There were a few reluctant nods of agreement from the men below. Others looked around warily to see how coworkers were responding.
“Now, I know we’re far from perfect here at Hoyle. We’ve had our share of mishaps over the years. George Robson and I are investigating the accident and why it happened.”
He saw George react with surprise to that lie, but he hoped that no one else had noticed. “We see the need for longer and more thorough training periods before a new employee is put on the floor. It’s also time you all had a pay increase.
“But, frankly, whining disgusts me. I remember a time when a man would willingly give up his right arm to have a job. Before I became boss of this outfit, I was one of you. Don’t forget that I worked and sweated right down there on that floor, so I know about the heat, and the grit, and the danger.”
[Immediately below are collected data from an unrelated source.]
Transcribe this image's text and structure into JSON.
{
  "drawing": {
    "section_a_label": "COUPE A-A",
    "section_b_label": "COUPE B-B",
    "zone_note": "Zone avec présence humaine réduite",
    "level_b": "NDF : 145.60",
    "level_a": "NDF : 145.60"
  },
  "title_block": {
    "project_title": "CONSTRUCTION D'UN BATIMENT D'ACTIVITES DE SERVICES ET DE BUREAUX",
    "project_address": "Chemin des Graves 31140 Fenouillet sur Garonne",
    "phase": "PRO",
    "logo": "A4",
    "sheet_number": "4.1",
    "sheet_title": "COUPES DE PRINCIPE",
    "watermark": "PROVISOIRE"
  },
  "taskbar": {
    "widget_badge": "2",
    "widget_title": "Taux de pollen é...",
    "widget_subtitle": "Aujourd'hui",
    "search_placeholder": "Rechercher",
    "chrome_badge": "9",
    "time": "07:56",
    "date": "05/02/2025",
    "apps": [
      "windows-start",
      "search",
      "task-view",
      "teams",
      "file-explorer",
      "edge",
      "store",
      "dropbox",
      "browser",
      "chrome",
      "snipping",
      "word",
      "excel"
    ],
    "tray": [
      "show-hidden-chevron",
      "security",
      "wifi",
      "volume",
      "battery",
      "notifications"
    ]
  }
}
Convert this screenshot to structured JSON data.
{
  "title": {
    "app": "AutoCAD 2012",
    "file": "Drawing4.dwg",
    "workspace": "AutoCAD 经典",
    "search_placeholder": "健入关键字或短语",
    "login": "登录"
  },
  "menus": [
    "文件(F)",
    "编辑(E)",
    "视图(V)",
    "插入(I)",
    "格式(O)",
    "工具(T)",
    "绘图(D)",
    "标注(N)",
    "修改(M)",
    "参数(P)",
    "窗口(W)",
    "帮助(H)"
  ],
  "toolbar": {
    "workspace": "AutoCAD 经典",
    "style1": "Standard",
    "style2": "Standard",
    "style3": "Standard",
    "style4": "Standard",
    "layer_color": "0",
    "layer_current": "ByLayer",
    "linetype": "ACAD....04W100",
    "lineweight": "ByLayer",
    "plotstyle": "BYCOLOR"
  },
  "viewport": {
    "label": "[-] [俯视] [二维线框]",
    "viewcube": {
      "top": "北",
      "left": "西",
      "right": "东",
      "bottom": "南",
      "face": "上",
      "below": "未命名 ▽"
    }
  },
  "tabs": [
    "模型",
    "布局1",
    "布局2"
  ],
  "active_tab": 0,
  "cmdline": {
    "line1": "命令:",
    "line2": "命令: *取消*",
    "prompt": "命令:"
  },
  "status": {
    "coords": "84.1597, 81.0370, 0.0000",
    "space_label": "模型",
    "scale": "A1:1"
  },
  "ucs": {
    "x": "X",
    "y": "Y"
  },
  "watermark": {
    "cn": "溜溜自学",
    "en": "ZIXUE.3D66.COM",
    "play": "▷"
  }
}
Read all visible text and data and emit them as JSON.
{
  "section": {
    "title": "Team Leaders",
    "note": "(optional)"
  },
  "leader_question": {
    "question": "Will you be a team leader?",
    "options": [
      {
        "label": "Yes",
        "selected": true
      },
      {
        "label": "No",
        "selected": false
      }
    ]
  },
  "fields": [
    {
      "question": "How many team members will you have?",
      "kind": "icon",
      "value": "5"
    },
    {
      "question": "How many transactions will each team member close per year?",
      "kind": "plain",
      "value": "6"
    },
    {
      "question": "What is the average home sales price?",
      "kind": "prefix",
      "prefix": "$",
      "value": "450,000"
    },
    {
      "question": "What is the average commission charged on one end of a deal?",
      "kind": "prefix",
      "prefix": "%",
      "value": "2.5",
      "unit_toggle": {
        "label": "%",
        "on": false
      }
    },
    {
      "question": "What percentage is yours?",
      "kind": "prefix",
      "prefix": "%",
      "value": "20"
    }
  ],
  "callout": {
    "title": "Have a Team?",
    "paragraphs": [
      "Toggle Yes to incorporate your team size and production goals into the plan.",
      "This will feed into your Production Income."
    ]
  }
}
He pushed up his sleeves to bare his arms and thrust them out in front of him. “I’ve got scars that remind me every day how hard and hazardous this work is.” He replaced his sleeves and mollified his tone. “But I’m also reasonable. I’m willing to listen to your grievances. So make a list of things you’d like to see happen, and we up here in the offices will review them.
“But.” He paused to emphasize the qualifier. “If any of you agree with this bunch of rabble-rousers outside, go join them. Hear me? Go! Leave right now. If you think this is a rotten place to work, you know where the door’s at.